On July 29, the Expert Appraisal Committee of the MoEF&CC discussed the Sillahalla hydroelectric project with Tamil Nadu officials in a meeting conducted over videoconferencing over the issuance of Terms of Reference.
No forest clearance has been sought for the project so far. When contacted by NewsClick, an official of the TANGEDCO said forest clearance will be sought only when the exact layout area of the project is determined following approval of its plan by the Central Electricity Authority.

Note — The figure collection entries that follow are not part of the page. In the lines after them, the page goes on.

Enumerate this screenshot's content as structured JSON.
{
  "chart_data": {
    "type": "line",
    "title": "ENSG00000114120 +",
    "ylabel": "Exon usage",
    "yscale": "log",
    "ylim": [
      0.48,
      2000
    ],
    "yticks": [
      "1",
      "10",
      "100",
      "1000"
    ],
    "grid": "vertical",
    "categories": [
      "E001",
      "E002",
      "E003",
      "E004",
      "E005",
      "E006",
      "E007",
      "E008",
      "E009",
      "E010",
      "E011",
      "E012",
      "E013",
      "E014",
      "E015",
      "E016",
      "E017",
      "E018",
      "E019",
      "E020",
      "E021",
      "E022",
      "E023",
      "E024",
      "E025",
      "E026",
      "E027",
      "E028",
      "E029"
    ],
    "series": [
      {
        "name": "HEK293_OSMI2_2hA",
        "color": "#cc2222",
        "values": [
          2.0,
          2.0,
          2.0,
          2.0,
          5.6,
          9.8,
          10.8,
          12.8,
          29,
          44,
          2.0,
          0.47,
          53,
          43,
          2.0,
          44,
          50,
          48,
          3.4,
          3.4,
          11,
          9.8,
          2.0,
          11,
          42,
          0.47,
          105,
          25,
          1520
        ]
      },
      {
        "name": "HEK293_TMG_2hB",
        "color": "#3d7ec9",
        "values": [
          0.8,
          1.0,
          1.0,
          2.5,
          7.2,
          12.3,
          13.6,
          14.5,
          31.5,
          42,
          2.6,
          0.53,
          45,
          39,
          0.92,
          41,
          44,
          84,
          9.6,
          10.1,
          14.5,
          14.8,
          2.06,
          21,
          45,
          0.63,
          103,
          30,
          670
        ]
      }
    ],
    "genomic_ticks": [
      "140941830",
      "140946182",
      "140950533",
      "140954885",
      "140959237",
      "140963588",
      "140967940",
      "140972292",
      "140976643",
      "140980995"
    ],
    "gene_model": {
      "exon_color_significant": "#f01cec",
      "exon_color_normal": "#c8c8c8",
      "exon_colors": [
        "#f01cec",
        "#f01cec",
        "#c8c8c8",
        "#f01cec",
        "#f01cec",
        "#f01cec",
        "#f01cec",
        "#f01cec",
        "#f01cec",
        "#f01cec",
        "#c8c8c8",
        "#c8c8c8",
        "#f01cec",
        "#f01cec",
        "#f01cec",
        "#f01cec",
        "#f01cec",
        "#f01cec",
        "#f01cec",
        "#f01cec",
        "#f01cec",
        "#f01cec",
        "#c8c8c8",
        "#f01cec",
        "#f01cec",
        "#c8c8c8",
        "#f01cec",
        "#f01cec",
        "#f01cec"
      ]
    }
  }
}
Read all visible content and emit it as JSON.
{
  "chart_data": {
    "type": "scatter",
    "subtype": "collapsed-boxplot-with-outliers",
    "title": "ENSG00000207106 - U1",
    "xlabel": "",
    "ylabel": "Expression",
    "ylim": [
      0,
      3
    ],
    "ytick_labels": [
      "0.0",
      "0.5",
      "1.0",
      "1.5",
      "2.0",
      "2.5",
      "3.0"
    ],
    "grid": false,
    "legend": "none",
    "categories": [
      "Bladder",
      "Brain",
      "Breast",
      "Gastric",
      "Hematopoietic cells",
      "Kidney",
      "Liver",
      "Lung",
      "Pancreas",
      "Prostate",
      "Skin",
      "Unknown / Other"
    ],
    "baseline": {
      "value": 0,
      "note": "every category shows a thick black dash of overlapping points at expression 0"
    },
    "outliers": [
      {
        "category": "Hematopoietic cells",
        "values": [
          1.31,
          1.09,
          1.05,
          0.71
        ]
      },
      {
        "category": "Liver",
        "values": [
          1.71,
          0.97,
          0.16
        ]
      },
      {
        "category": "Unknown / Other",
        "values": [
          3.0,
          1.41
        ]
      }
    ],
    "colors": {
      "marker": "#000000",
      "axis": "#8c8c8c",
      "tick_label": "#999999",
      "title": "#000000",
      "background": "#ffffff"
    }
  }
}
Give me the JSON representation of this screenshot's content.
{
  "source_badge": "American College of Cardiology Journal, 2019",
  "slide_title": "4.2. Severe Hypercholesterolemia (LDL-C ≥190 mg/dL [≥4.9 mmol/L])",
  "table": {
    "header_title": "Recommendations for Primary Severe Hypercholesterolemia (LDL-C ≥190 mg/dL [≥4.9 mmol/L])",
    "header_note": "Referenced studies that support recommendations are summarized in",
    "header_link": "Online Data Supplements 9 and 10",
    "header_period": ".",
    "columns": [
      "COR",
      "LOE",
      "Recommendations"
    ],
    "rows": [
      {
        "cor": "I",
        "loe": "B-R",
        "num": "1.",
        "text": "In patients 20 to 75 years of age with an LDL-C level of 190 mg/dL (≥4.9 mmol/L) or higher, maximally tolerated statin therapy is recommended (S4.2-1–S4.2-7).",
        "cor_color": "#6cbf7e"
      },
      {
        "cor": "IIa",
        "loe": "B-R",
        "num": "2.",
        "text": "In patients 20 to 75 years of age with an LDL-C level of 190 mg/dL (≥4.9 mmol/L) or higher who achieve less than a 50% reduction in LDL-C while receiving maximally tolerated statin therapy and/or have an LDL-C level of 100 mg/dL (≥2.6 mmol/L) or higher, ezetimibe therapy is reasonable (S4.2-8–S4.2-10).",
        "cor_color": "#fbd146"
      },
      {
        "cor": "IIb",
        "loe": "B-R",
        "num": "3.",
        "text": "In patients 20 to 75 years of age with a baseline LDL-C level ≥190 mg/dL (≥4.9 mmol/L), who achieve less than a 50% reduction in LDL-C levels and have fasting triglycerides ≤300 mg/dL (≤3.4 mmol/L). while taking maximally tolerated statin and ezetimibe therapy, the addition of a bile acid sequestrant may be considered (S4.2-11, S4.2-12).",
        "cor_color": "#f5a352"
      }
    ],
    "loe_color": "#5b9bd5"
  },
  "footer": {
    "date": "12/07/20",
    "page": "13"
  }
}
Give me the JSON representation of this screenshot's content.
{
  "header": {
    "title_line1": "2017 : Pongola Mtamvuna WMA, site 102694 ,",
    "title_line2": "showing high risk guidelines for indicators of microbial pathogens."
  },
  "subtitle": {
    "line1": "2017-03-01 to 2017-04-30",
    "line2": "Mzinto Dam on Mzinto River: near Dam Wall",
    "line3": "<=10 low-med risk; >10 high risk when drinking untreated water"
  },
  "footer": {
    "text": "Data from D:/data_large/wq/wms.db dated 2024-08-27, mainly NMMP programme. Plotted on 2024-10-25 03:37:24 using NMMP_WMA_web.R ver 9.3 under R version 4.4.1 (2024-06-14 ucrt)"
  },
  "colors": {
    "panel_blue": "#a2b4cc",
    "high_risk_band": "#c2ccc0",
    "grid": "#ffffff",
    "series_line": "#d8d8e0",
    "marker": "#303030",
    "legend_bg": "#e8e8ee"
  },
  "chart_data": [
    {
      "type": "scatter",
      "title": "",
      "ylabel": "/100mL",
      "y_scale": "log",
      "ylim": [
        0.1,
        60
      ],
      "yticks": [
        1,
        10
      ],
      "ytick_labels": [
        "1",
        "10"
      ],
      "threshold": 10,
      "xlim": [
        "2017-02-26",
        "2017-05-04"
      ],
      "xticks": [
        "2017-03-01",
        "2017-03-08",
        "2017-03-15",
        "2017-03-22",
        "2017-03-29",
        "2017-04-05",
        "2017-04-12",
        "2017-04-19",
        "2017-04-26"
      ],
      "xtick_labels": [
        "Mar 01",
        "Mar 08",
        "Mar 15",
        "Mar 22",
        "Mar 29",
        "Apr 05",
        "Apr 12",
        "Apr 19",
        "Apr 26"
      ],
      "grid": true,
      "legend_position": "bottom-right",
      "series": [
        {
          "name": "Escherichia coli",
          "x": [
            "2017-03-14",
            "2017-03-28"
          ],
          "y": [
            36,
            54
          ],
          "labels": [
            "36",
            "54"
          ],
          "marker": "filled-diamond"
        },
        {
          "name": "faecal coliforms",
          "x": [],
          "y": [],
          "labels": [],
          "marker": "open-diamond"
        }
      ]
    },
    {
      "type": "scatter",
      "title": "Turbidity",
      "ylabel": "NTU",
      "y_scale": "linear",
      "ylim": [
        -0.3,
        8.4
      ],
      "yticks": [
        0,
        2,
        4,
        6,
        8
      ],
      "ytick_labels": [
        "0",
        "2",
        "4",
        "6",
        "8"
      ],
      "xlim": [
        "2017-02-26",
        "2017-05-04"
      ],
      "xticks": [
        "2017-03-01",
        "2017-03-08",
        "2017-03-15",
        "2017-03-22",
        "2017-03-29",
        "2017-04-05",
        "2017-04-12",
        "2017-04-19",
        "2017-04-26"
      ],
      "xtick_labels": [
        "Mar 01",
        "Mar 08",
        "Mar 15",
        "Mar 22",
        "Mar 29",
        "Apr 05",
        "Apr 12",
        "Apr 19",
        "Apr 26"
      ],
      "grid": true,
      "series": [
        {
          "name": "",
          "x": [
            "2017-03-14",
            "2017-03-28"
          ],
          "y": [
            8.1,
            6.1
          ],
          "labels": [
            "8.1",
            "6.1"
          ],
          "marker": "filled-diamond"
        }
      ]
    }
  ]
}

“We are awaiting the Terms of Reference from the Expert Appraisal Committee after the conclusion of the meeting on July 29. A public hearing will be held over due course of time and an Environment Impact Assessment will also be conducted as part of the Terms of Reference. A sub-committee of the Expert Appraisal Committee that had conducted a site visit in December last year had recommended for the issuance of the Terms of Reference for the proposed project,” a TANGEDCO spokesperson told NewsClick.
The five-member Expert Appraisal Committee sub-committee, which conducted the site visit in the first week of December 2019, had recommended in its report that data including those of flora and fauna and aquatic life should be collated for inclusion in the Environment Impact Assessment report for the project.
Environmental activists argue that no amount of conservation ever suffices to compensate for the disturbance of natural ecology which has been in occurrence for millions of years. The sub-committee, nevertheless, had noted in its report: “Once the draft Western Ghat Eco-sensitive (WGE) Area Notification is approved by the Competent Authority, necessary conservation measures shall be taken up in the area that is falling within WGE area in consultation with the Ministry by duly incorporating all the environmental parameters.”